Trained model parameters are accessible from the completed session

Model parameters can be retrieved using the model’s as_sklearn method.

model = gbm_session.model().as_sklearn()

model

Working with your existing data

Now that you have downloaded the trained model, you can use it to make predictions on your own data.

Below are example methods you could call on the model.

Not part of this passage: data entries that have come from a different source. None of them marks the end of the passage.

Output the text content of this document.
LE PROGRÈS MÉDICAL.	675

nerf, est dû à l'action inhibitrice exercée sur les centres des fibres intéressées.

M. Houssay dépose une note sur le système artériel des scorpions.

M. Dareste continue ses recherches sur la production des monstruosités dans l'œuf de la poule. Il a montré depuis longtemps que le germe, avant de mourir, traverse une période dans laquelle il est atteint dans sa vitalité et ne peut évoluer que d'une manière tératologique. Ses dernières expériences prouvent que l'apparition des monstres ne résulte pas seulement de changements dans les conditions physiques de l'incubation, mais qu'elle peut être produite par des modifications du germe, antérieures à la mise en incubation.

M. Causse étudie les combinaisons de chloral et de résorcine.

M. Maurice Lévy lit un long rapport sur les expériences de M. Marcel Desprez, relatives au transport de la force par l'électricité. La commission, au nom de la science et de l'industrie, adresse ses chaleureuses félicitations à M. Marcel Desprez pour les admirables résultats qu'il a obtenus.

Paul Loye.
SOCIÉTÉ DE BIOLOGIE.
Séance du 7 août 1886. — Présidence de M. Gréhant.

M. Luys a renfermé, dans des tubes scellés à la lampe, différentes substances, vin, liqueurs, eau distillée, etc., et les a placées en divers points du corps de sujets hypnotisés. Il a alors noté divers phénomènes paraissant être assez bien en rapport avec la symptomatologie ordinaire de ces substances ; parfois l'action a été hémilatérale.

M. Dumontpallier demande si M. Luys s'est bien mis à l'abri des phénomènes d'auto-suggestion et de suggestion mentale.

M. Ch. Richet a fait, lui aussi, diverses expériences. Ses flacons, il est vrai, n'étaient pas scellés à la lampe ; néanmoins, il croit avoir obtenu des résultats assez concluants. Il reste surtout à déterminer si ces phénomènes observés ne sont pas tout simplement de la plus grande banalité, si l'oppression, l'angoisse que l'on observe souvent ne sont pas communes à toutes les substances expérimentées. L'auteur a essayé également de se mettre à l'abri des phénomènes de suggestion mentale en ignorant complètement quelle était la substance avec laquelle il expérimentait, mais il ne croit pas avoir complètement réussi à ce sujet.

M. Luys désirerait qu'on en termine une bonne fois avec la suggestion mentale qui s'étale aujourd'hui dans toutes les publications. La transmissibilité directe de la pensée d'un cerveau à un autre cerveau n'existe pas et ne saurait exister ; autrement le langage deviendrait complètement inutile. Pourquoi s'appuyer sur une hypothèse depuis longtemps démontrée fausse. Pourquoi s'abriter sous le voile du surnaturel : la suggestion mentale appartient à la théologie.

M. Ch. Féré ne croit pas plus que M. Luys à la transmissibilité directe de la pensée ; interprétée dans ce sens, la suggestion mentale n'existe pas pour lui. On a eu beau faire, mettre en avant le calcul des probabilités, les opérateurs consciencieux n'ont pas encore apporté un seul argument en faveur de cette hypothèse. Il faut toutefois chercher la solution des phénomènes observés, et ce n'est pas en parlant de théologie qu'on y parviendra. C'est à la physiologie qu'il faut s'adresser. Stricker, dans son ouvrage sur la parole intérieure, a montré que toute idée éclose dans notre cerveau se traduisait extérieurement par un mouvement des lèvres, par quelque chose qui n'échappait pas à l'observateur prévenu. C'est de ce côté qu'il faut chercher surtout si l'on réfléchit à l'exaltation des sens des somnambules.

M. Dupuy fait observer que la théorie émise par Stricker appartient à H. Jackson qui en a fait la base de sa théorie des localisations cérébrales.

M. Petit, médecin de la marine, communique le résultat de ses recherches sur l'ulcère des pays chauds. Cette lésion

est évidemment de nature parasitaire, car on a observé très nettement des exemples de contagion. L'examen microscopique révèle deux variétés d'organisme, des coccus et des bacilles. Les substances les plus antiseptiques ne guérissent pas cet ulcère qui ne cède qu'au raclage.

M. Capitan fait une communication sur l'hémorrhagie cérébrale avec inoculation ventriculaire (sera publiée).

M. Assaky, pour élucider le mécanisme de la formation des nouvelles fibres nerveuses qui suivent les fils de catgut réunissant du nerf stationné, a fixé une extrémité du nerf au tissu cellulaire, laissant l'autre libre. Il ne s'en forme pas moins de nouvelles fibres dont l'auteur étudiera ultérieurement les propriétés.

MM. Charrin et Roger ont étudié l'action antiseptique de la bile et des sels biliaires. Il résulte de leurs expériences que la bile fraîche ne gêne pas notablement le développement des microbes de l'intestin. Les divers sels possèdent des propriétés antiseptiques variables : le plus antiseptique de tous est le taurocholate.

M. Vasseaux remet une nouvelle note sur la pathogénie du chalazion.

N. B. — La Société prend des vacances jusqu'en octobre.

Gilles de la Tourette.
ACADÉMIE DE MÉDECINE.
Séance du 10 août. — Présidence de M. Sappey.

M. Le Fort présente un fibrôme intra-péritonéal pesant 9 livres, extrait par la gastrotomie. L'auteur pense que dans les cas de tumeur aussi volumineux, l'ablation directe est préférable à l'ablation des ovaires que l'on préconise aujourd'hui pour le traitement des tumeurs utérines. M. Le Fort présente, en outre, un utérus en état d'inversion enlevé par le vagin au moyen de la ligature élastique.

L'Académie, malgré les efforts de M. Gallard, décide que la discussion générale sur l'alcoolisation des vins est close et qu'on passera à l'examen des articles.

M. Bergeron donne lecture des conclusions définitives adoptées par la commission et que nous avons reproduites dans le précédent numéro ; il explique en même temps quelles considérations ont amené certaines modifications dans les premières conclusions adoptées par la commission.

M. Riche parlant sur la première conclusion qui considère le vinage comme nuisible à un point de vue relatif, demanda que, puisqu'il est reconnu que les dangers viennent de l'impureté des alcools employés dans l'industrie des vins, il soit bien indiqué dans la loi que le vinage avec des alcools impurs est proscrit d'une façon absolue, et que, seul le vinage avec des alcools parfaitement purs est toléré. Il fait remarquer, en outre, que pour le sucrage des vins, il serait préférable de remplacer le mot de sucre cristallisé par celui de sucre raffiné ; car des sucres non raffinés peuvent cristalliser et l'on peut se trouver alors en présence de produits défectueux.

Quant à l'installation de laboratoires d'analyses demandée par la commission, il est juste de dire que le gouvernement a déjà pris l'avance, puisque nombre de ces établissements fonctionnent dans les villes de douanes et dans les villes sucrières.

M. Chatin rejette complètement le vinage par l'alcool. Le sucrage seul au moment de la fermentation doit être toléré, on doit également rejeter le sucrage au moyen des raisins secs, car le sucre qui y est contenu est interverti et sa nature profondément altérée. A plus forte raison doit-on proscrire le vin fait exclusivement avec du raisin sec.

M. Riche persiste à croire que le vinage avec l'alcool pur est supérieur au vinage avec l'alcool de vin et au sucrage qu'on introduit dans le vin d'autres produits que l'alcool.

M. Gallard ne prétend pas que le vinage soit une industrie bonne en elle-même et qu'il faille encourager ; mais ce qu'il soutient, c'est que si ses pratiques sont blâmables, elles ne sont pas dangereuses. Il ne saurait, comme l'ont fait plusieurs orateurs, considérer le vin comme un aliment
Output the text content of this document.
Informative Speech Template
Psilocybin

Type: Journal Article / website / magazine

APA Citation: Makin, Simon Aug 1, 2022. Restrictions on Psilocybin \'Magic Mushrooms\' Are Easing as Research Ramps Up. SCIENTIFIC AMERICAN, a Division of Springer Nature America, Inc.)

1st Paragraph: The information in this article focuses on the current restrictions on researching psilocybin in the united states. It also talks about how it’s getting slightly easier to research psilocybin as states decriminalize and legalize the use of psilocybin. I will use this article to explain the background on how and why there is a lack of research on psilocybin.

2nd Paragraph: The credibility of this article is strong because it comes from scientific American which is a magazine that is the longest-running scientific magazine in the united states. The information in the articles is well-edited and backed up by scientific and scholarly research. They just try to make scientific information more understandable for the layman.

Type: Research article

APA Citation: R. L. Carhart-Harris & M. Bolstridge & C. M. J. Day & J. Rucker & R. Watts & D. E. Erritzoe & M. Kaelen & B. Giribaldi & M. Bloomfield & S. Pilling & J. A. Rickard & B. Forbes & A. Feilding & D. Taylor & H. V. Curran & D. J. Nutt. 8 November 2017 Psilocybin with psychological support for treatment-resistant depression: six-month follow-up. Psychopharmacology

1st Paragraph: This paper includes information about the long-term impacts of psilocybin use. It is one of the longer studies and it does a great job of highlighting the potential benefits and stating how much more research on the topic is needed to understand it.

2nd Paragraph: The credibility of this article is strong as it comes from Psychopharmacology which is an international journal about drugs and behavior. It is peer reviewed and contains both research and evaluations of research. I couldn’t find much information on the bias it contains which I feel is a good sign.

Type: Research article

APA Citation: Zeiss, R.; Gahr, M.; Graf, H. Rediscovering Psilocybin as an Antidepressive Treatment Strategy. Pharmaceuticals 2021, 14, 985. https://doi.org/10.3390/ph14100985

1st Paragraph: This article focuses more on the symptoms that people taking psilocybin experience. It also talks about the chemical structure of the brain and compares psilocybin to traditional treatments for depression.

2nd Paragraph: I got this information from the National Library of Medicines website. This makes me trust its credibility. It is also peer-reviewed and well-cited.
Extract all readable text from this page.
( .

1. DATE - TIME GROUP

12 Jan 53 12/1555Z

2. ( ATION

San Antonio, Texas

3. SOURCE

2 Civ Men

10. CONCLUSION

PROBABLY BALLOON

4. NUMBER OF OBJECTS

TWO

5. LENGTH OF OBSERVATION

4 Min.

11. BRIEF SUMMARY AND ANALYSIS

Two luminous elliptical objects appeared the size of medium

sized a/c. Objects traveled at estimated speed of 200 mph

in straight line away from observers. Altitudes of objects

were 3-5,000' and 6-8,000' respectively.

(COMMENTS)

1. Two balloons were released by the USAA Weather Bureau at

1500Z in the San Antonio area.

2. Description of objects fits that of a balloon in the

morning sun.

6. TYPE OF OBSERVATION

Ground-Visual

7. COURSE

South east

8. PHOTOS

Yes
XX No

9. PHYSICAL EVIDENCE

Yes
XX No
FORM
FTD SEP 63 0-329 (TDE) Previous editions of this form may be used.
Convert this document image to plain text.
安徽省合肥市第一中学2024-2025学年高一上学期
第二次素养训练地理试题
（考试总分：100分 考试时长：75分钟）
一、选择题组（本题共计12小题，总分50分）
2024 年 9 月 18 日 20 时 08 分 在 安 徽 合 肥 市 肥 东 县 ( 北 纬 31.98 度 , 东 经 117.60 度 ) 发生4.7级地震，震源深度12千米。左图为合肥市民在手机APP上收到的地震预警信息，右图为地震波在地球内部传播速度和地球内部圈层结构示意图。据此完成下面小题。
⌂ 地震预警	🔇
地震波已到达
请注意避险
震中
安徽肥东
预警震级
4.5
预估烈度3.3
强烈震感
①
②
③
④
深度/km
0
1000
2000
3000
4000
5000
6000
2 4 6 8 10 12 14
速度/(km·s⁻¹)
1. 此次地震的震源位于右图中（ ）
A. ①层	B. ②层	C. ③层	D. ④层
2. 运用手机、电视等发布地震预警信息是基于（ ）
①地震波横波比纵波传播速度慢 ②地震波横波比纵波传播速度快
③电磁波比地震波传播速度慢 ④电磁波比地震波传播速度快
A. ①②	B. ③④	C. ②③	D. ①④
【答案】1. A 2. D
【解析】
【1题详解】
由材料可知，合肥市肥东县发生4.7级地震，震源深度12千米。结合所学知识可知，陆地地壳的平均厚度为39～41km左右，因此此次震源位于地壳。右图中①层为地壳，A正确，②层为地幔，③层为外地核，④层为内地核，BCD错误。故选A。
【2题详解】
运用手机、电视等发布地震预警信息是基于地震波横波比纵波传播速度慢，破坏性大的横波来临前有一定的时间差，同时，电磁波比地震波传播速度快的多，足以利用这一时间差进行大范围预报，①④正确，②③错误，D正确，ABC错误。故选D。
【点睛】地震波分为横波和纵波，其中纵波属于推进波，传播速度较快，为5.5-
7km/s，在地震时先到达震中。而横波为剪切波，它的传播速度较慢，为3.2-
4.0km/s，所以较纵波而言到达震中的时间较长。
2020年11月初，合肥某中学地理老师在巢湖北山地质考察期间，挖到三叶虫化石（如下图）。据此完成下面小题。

test_data = pd.read_parquet(f"{data_path}/test.parquet")

test_data.head()

Convert test data to tensors

Y = test_data["y"]

X = test_data[["x0", "x1", "x2", "x3", "x4", "x5", "x6", "x7", "x8", "x9", "x10", "x11", "x12", "x13", "x14"]]

Run model predictions

model.predict(X)

Result: array([0, 1, 0, ..., 0, 0, 1])

from sklearn.metrics import roc_auc_score

y_hat = model.predict_proba(X)

roc_auc_score(Y, y_hat[:, 1])

Result: 0.7082738332738332

Note: When the training sample sizes are small, this model is more likely to overfit the training data.